On July 3, 2025, Alibaba issued an internal notice banning all Anthropic products, including Claude Sonnet, Opus, Fable models and Claude Code, requiring employees to uninstall by July 10. The alternative is Alibaba's self-developed Qoder.

Background

  • Earlier this year, Alibaba encouraged employees to use external AI tools with generous reimbursement, covering Claude, GPT, Gemini, etc.
  • On June 10, Anthropic wrote to the U.S. Senate Banking Committee, accusing Alibaba of using about 25,000 fake accounts to interact with Claude over 28 million times between April 22 and June 5, labeling it an "industrial-scale model distillation attack" and elevating it to national security.
  • In late June, many Chinese users had their Anthropic accounts banned, including personal subscriptions and team accounts, with paid accounts not refunded and appeals difficult.

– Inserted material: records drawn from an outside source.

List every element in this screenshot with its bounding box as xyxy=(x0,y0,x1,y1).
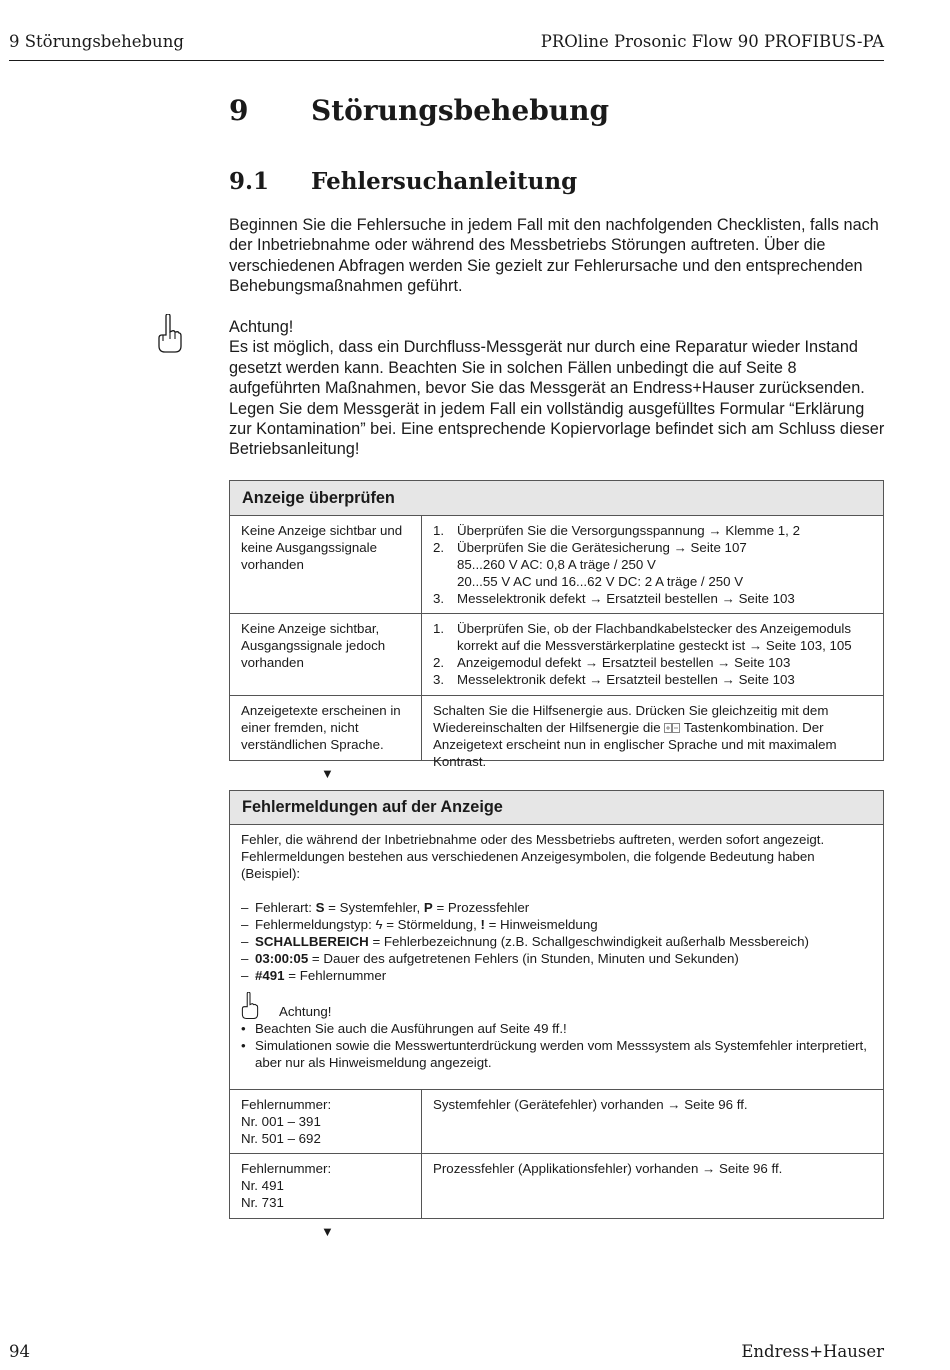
error-messages-title: Fehlermeldungen auf der Anzeige xyxy=(230,791,883,825)
list-item: 2. Überprüfen Sie die Gerätesicherung → Seite 107 xyxy=(433,540,747,555)
flow-arrow-down: ▼ xyxy=(321,1224,334,1239)
cause-cell: Anzeigetexte erscheinen in einer fremden, nicht verständlichen Sprache. xyxy=(230,696,422,760)
table-row xyxy=(230,614,883,696)
list-item: – Fehlermeldungstyp: ϟ = Störmeldung, ! = Hinweismeldung xyxy=(241,917,598,932)
table-row xyxy=(230,696,883,769)
running-header-chapter: 9 Störungsbehebung xyxy=(9,32,184,51)
error-number-cell: Fehlernummer: Nr. 001 – 391 Nr. 501 – 692 xyxy=(230,1090,422,1153)
error-type-cell: Prozessfehler (Applikationsfehler) vorhanden → Seite 96 ff. xyxy=(433,1161,783,1176)
list-item: 20...55 V AC und 16...62 V DC: 2 A träge / 250 V xyxy=(457,574,744,589)
page-number: 94 xyxy=(9,1342,30,1361)
list-item: 1. Überprüfen Sie, ob der Flachbandkabelstecker des Anzeigemoduls korrekt auf die Messverstärkerplatine gesteckt ist → Seite 103, 105 xyxy=(433,621,852,653)
section-title: Fehlersuchanleitung xyxy=(311,168,578,195)
remedy-cell xyxy=(422,516,883,613)
error-messages-table xyxy=(229,790,884,1219)
warning-title: Achtung! xyxy=(229,318,294,336)
error-messages-description xyxy=(230,825,883,1090)
cause-cell: Keine Anzeige sichtbar, Ausgangssignale jedoch vorhanden xyxy=(230,614,422,695)
pointing-hand-icon xyxy=(157,314,183,354)
remedy-cell xyxy=(422,614,883,695)
warning-block xyxy=(229,317,885,460)
list-item: – SCHALLBEREICH = Fehlerbezeichnung (z.B. Schallgeschwindigkeit außerhalb Messbereich) xyxy=(241,934,809,949)
lightning-icon: ϟ xyxy=(375,917,383,932)
running-header-product: PROline Prosonic Flow 90 PROFIBUS-PA xyxy=(540,32,884,51)
chapter-title: Störungsbehebung xyxy=(311,94,610,127)
pointing-hand-icon xyxy=(241,992,259,1020)
warning-text: Es ist möglich, dass ein Durchfluss-Messgerät nur durch eine Reparatur wieder Instand gesetzt werden kann. Beachten Sie in solchen Fällen unbedingt die auf Seite 8 aufgeführten Maßnahmen, bevor Sie das Messgerät an Endress+Hauser zurücksenden. Legen Sie dem Messgerät in jedem Fall ein vollständig ausgefülltes Formular “Erklärung zur Kontamination” bei. Eine entsprechende Kopiervorlage befindet sich am Schluss dieser Betriebsanleitung! xyxy=(229,338,885,459)
list-item: 3. Messelektronik defekt → Ersatzteil bestellen → Seite 103 xyxy=(433,591,795,606)
list-item: – Fehlerart: S = Systemfehler, P = Prozessfehler xyxy=(241,900,530,915)
list-item: – 03:00:05 = Dauer des aufgetretenen Fehlers (in Stunden, Minuten und Sekunden) xyxy=(241,951,739,966)
section-heading xyxy=(229,168,577,195)
list-item: 1. Überprüfen Sie die Versorgungsspannung → Klemme 1, 2 xyxy=(433,523,800,538)
display-check-table xyxy=(229,480,884,769)
remedy-cell: Schalten Sie die Hilfsenergie aus. Drücken Sie gleichzeitig mit dem Wiedereinschalten der Hilfsenergie die Tastenkombination. Der Anzeigetext erscheint nun in englischer Sprache und mit maximalem Kontrast. xyxy=(433,703,837,769)
display-check-title: Anzeige überprüfen xyxy=(230,481,883,516)
table-row xyxy=(230,1154,883,1218)
flow-arrow-down: ▼ xyxy=(321,766,334,781)
table-row xyxy=(230,516,883,614)
list-item: 85...260 V AC: 0,8 A träge / 250 V xyxy=(457,557,656,572)
list-item: • Simulationen sowie die Messwertunterdrückung werden vom Messsystem als Systemfehler interpretiert, aber nur als Hinweismeldung angezeigt. xyxy=(241,1038,867,1070)
intro-paragraph: Beginnen Sie die Fehlersuche in jedem Fall mit den nachfolgenden Checklisten, falls nach der Inbetriebnahme oder während des Messbetriebs Störungen auftreten. Über die verschiedenen Abfragen werden Sie gezielt zur Fehlerursache und den entsprechenden Behebungsmaßnahmen geführt. xyxy=(229,216,879,296)
chapter-number: 9 xyxy=(229,94,249,127)
error-type-cell: Systemfehler (Gerätefehler) vorhanden → Seite 96 ff. xyxy=(433,1097,748,1112)
list-item: • Beachten Sie auch die Ausführungen auf Seite 49 ff.! xyxy=(241,1021,567,1036)
chapter-heading xyxy=(229,94,609,127)
header-rule xyxy=(9,60,884,61)
error-intro: Fehler, die während der Inbetriebnahme oder des Messbetriebs auftreten, werden sofort angezeigt. Fehlermeldungen bestehen aus verschiedenen Anzeigesymbolen, die folgende Bedeutung haben (Beispiel): xyxy=(241,832,825,881)
table-row xyxy=(230,1090,883,1154)
section-number: 9.1 xyxy=(229,168,270,195)
list-item: 3. Messelektronik defekt → Ersatzteil bestellen → Seite 103 xyxy=(433,672,795,687)
list-item: 2. Anzeigemodul defekt → Ersatzteil bestellen → Seite 103 xyxy=(433,655,791,670)
brand-logo-text: Endress+Hauser xyxy=(741,1342,884,1361)
error-number-cell: Fehlernummer: Nr. 491 Nr. 731 xyxy=(230,1154,422,1218)
cause-cell: Keine Anzeige sichtbar und keine Ausgangssignale vorhanden xyxy=(230,516,422,613)
key-combination-icon xyxy=(664,721,680,733)
note-title: Achtung! xyxy=(279,1004,332,1019)
list-item: – #491 = Fehlernummer xyxy=(241,968,387,983)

Key Detail: Claude Code's Covert Detection Mechanism

  • On June 30, Reddit user LegitMichel777 reverse-engineered Claude Code and found that since version 2.1.91 released on April 2, it had a built-in covert user detection mechanism.
  • The mechanism works in three steps:
    • Reads system timezone (e.g., Asia/Shanghai or Asia/Urumqi), checks proxy addresses or custom APIs for 147 Chinese cloud and AI company domains (e.g., Alibaba, ByteDance, Baidu, Moonshot AI, MiniMax).
    • If triggered, no popup appears; instead, it modifies the system prompt's date format (e.g., changes "2026-06-30" to "2026/06/30") and replaces the apostrophe in "Today's date is" with different Unicode characters (right single quotation mark, modifier letter apostrophe, modifier letter turned comma) corresponding to different hit states.
    • The modified prompt is sent back to Anthropic servers with normal requests, forming an environment fingerprint.
  • The core code logic is obfuscated, with 147 domains encrypted and no mention in version changelogs.

Reactions and Impact

  • On July 2, Claude Code team member Thariq Shihipar acknowledged the measure as an "experimental" feature launched in March to prevent account resale and model distillation, and claimed it was rolled back in the same day's new version.
  • On July 3, Alibaba responded the next day by issuing the ban, classifying Claude Code as a security risk with implanted backdoors, adding it to the high-risk software list.
  • This move marks a shift in China's top tech companies' attitude towards relying on external closed-source tools, from "borrowing" to "security first."